Universal Attacks on Equivariant Networks

27 Sep 2018  ·  Amit Deshpande, Sandesh Kamath, K V Subrahmanyam ·

Adversarial attacks on neural networks perturb the input at test time in order to fool trained and deployed neural network models. Most attacks such as gradient-based Fast Gradient Sign Method (FGSM) by Goodfellow et al. 2015 and DeepFool by Moosavi-Dezfooli et al. 2016 are input-dependent, small, pixel-wise perturbations, and they give different attack directions for different inputs. On the other hand, universal adversarial attacks are input-agnostic and the same attack works for most inputs. Translation or rotation-equivariant neural network models provide one approach to prevent universal attacks based on simple geometric transformations. In this paper, we observe an interesting spectral property shared by all of the above input-dependent, pixel-wise adversarial attacks on translation and rotation-equivariant networks.
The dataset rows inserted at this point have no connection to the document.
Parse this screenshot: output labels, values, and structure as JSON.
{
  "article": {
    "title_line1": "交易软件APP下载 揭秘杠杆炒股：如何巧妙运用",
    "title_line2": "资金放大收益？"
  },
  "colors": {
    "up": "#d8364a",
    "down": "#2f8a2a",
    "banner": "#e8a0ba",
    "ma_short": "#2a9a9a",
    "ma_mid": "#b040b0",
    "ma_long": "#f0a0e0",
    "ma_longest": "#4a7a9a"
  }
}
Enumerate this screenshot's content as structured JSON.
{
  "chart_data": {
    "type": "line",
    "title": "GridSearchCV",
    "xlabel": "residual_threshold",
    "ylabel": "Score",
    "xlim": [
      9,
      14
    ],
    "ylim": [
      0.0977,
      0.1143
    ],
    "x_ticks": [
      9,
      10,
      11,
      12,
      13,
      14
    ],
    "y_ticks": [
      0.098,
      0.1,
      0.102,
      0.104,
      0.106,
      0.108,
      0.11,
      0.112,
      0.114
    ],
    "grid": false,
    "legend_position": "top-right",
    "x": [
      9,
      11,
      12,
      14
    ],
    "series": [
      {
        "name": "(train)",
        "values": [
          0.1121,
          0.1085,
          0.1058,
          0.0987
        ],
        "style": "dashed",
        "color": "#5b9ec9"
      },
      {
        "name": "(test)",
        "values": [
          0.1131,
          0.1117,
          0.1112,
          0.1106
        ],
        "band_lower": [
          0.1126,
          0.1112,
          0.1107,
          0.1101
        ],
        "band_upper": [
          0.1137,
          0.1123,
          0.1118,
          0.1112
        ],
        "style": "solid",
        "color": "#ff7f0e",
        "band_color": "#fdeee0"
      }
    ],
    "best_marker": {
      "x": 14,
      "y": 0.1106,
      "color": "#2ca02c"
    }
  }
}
We exploit this property to get a single universal attack direction that fools the model on most inputs. Moreover, we show how to compute this universal attack direction using principal components of the existing input-dependent attacks on a very small sample of test inputs. We complement our empirical results by a theoretical justification, using matrix concentration inequalities and spectral perturbation bounds. We also empirically observe that the top few principal adversarial attack directions are nearly orthogonal to the top few principal invariant directions.